По-хорошему он не имеет права сейчас вызывать Ольховского в райотдел, сказал себе Вольман – но у него нет выхода. Трупом и сестрой пусть занимается Корибанов, мстительно подумал он. Раз уж майор так радовался задержанию, пусть теперь поломает голову, кто же все-таки пришил Малковича.
- Случилось что-то? – парнишка спросил первым. Резко, беспокойно, но не испуганно. И снова Вольман бессознательно отметил, как острым страданием дернуло рот Алекса – тот волновался не за произошедшее, он переживал за парня.
- С задержанным – ничего, – ответил Вольман, угадывая причину волнения Пата. Тот сунул руки в карманы и выпрямился.
- Он никого не убивал, – и снова в голосе Ольховского почудился отзвук недосказанности.
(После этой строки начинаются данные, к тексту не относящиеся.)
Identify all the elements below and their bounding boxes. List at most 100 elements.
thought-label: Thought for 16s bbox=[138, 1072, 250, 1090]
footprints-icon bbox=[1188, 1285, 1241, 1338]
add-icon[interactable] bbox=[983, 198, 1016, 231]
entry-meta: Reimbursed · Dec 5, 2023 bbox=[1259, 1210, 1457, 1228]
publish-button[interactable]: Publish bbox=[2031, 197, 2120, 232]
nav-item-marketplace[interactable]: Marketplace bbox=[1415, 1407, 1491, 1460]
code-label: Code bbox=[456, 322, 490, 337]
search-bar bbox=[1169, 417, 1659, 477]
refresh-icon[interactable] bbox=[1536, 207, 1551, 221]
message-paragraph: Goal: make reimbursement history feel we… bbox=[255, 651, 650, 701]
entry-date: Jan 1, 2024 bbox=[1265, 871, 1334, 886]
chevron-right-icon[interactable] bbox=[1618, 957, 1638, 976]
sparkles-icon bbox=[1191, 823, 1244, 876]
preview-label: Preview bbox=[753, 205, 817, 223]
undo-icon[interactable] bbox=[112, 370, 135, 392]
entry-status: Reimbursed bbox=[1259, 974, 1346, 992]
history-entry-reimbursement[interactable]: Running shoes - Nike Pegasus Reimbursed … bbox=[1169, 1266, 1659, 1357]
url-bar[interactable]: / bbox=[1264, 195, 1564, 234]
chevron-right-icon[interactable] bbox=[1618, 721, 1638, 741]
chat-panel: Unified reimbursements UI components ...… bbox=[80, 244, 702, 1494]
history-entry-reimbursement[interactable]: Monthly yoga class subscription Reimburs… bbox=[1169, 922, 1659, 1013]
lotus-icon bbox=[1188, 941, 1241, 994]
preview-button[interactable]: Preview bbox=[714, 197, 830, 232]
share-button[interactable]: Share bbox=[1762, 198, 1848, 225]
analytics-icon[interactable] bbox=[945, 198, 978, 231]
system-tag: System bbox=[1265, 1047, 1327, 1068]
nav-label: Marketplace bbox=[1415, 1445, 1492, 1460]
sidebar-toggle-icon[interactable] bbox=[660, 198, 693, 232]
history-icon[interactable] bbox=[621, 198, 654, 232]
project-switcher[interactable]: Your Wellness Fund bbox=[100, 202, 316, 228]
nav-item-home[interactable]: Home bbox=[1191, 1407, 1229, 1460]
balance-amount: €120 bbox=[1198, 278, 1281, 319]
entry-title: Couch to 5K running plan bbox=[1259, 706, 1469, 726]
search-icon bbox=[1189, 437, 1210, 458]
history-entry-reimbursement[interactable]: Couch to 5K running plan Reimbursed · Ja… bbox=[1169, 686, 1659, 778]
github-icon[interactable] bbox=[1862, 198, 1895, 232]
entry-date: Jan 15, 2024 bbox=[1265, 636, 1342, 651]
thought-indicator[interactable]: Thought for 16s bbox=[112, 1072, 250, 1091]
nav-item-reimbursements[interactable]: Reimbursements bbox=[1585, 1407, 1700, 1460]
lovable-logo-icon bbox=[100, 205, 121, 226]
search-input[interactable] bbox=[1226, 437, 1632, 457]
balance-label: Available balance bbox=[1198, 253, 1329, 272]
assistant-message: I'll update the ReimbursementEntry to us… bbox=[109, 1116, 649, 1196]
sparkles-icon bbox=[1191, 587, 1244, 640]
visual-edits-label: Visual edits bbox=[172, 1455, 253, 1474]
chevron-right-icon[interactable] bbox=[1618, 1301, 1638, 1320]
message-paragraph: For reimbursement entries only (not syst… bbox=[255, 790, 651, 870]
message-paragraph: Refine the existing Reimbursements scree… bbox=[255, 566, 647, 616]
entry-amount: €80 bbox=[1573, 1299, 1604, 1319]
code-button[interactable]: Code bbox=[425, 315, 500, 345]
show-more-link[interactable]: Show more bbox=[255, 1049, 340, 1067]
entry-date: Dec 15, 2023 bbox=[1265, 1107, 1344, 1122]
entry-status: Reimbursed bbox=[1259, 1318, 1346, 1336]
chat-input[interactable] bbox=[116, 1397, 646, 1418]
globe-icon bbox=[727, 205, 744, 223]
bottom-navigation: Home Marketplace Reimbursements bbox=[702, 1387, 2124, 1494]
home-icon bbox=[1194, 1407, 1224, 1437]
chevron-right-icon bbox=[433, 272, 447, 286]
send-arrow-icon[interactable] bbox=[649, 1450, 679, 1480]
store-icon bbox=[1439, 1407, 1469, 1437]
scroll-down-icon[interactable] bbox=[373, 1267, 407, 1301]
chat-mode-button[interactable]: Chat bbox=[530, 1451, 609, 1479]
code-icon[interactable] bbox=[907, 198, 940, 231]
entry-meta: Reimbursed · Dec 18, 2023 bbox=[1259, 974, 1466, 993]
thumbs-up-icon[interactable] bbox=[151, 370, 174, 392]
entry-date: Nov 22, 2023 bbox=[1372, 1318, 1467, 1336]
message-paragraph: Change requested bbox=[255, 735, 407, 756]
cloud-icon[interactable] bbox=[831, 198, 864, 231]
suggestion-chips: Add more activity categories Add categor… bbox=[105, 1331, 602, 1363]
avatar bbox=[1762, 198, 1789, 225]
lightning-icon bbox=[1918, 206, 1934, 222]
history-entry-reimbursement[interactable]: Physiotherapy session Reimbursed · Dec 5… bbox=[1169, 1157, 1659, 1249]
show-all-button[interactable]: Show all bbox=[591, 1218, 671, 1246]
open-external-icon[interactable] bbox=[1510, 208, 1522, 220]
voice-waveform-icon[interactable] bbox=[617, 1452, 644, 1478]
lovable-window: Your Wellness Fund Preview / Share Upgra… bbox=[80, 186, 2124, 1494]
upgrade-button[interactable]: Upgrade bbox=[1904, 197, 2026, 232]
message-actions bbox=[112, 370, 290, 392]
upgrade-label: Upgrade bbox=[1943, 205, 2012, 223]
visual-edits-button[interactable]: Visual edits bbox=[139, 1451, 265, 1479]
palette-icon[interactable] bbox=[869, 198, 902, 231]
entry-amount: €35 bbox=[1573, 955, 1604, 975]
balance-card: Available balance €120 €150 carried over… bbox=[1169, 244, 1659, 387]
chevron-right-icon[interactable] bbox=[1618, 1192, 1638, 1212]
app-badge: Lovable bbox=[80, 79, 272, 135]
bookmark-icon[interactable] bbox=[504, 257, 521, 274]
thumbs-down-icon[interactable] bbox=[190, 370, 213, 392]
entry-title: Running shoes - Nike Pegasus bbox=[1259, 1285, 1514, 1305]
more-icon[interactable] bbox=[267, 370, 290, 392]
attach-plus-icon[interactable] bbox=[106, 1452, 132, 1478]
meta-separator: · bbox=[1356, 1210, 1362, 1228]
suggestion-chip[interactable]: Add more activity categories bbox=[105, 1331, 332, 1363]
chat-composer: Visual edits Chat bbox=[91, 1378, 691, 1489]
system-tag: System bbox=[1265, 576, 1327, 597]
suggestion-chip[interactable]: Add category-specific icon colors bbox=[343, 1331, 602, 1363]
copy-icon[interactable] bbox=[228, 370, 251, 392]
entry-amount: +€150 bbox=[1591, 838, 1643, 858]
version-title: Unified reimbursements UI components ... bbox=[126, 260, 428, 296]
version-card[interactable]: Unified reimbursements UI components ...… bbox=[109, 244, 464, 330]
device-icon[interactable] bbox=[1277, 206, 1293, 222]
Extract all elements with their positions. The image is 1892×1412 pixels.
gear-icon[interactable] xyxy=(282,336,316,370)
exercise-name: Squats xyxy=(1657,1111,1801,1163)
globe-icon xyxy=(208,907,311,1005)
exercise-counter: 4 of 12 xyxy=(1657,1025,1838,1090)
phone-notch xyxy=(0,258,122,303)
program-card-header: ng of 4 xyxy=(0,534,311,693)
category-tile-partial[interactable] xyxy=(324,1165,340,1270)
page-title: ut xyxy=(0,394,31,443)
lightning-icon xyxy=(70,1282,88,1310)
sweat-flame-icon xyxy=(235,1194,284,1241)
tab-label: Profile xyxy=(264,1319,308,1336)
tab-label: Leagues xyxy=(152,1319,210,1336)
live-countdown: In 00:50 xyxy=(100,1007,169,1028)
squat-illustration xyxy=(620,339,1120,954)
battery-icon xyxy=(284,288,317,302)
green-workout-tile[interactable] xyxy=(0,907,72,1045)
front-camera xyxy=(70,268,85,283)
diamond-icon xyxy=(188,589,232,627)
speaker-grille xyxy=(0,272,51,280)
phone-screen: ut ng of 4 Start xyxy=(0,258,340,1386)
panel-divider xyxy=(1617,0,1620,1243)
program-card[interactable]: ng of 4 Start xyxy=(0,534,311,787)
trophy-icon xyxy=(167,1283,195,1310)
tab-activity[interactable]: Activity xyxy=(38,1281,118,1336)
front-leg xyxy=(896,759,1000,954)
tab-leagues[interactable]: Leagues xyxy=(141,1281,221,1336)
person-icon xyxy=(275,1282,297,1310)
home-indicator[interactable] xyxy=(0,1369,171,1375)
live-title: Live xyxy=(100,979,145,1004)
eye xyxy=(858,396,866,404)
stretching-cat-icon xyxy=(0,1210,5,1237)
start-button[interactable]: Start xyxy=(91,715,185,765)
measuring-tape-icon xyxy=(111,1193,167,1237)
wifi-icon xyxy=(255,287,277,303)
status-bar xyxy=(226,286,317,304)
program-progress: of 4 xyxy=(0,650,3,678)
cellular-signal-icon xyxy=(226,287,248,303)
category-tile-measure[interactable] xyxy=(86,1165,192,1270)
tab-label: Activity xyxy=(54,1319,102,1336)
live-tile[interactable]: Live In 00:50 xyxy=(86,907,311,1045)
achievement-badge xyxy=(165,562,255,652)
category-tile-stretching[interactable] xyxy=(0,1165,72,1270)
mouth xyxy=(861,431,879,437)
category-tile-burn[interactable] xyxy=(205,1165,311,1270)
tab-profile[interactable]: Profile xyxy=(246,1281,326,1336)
- Пойдешь со мной, – припомнив, как мальчишка говорил о том, что может быть переводчиком, сказал Вольман. – Переговорим с ним. Как, ты говорил, его зовут – Ла...?
- Лайос это детское имя, – тихонько проговорил Патрокл. – По-настоящему его имя – Ахилл.
====== 8.Ночь хороша для сна, а утро – для сражений ======
После того, как дверь закрылась и лязгнул запор, он некоторое время просидел неподвижно, без мыслей, без ощущений. Потом лег. На узенькой низкой лежанке было жестко, тощая подушка и легкое покрывало, серое, как здешние дороги, навевали уныние. Однако едва он коснулся головой подушки, как серые стены померкли и он увидел море. Не Счастливчика, не мать, не отца. На него двигалось море – могучее и сияющее. Море его самого первого в жизни воспоминания. Море, в которое он вывалился, покинув материнскую утробу. И это первозданное море будило на его губах улыбку.
В тягучие ночи и дни, пока он пребывал между жизнью и смертью, в каменном теле, он не видел снов. А может, просто не отличал сны ото всего остального недобытия. Видят ли статуи сны? Те колоссы, которые возвышались подле лувийских храмов – они сны видели?
И в те две короткие ночи, которые провел он в этом странном мире, вместо снов к нему приходила пестрая кутерьма каких-то картинок, обрывки воспоминаний, оглодки уже пережитого и прожитого. Все годилось – лишь бы отпугнуть мысли о том, что в этом мире он пребывал в каменном теле, и в то же самое время в том, своем мире тосковал по Клеосу, встречался на берегу моря с царевной-жрицей, оказавшейся тут обыкновенной девушкой. Непостижимость того, что все это вроде бы происходило одновременно, и пугала, и завораживала. А вот сейчас, когда ему заковали руки, когда заперли в маленькой комнатушке с низким потолком, на него вдруг снизошел покой. Его несли воды Судьбы, и он решил просто ждать твердого берега. Он был сейчас вне мира, вне времени и вне какого-либо долга – это давало странную свободу, которой прежде у него никогда не было. Он был сейчас свободен даже от Клеоса. Клеос... Патрокл... Никогда не вмещало имя, простое имя всего Счастливчика, всего ясного и яркого, что жило в нем. Прощай, Счастливчик! Оказывается, бесконечно долго можно жить надеждой – так долго, что время убивает все низменное, утробное, шипящее “мое, мое”. Остается только тихая радость от того, что дорогой тебе человек ходит по земле под одним с тобою солнцем, дышит одним с тобою воздухом и имеет причины смеяться. Это оказывается вовсе не малостью, этого оказывается так неизмеримо много, что можно захлебнуться. Прощай, Патрокл. Будь счастлив.